South Africa's rand gave up its strong gains early on Monday as momentum spurred by Moody's decision not to downgrade the country's credit rating faded, giving way to nagging concerns about the economy.
Earlier the rand had gained up to 14.7400 but retraced its steps to trade 0.44 percent weaker at 14.9300 per dollar by 0740 GMT.
The rand had bounced back from the previous week's one month low of 15.1800 and was on the front foot in early trade, with some traders earmarking the unit to test resistance around 14.7500 if the positive momentum held.
The overnight rally in oil and the positive start in equities gave an early push to the rand, currency trader at Standard Bank Warrick Butler in a note.

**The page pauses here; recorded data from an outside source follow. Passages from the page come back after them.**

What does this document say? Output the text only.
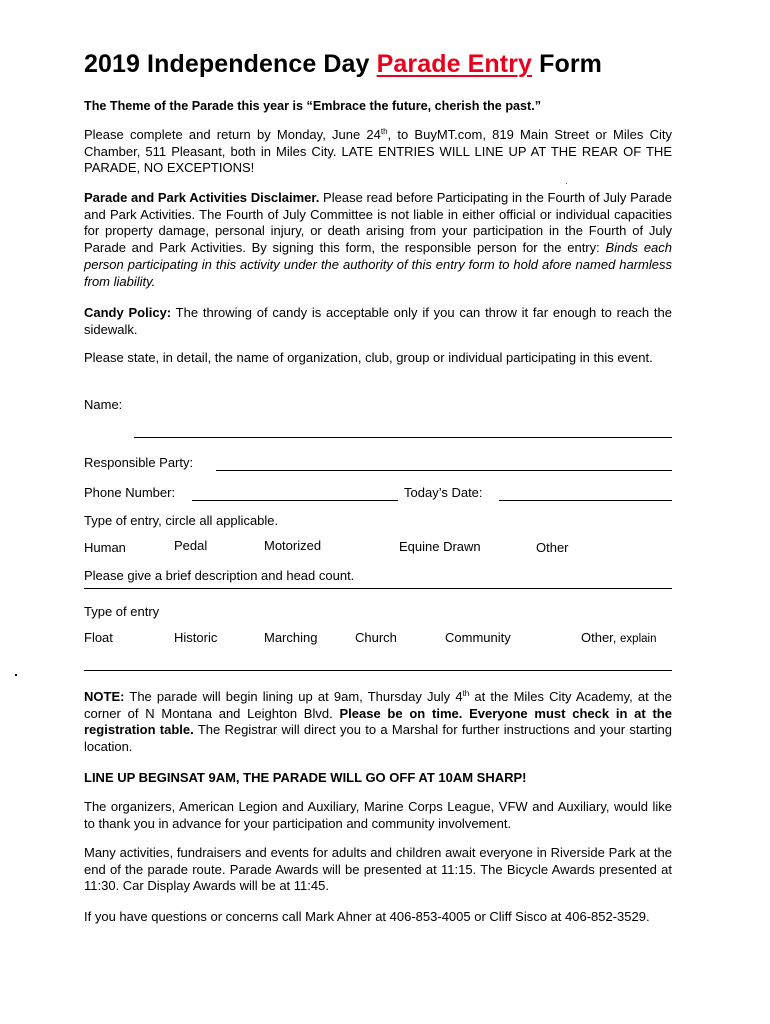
2019 Independence Day Parade Entry Form
The Theme of the Parade this year is “Embrace the future, cherish the past.”
Please complete and return by Monday, June 24th, to BuyMT.com, 819 Main Street or Miles City Chamber, 511 Pleasant, both in Miles City. LATE ENTRIES WILL LINE UP AT THE REAR OF THE PARADE, NO EXCEPTIONS!
Parade and Park Activities Disclaimer. Please read before Participating in the Fourth of July Parade and Park Activities. The Fourth of July Committee is not liable in either official or individual capacities for property damage, personal injury, or death arising from your participation in the Fourth of July Parade and Park Activities. By signing this form, the responsible person for the entry: Binds each person participating in this activity under the authority of this entry form to hold afore named harmless from liability.
Candy Policy: The throwing of candy is acceptable only if you can throw it far enough to reach the sidewalk.
Please state, in detail, the name of organization, club, group or individual participating in this event.
Name:
Responsible Party:
Phone Number:	Today’s Date:
Type of entry, circle all applicable.
Human	Pedal	Motorized	Equine Drawn	Other
Please give a brief description and head count.
Type of entry
Float	Historic	Marching	Church	Community	Other, explain
NOTE: The parade will begin lining up at 9am, Thursday July 4th at the Miles City Academy, at the corner of N Montana and Leighton Blvd. Please be on time. Everyone must check in at the registration table. The Registrar will direct you to a Marshal for further instructions and your starting location.
LINE UP BEGINSAT 9AM, THE PARADE WILL GO OFF AT 10AM SHARP!
The organizers, American Legion and Auxiliary, Marine Corps League, VFW and Auxiliary, would like to thank you in advance for your participation and community involvement.
Many activities, fundraisers and events for adults and children await everyone in Riverside Park at the end of the parade route. Parade Awards will be presented at 11:15. The Bicycle Awards presented at 11:30. Car Display Awards will be at 11:45.
If you have questions or concerns call Mark Ahner at 406-853-4005 or Cliff Sisco at 406-852-3529.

Government bonds were firmer, with the benchmark issue due in 2026 cut 9.5 basis points to 9.035 percent.
"We've seen some very volatile trade this morning and it's hard to say whether the rand is being driven by flows or by sentiment," said chief trader at WWC Securities Marten Banninga.
"Some guys have read differently into the Moody's statement. Sentiment is still uncertain and the reality of a downgrade by either Fitch or S&P's is still there."
Moody's left its rating of South Africa's debt at Baa2, two levels above subinvestment grade, but assigned a negative outlook, saying that risks to implementation of structural and fiscal reforms remained a factor.
Fitch and Standard & Poor's have the country just one notch above subinvestment grade, and are due to make their decisions in June.
The rand had firmed on Friday after weaker-than-anticipated jobs data from the United States on Friday fuelled bets that the Federal Reserve would push back an interest rate hike.
On the stock market, the Top-40 index was up 0.37 percent at 45,270 points.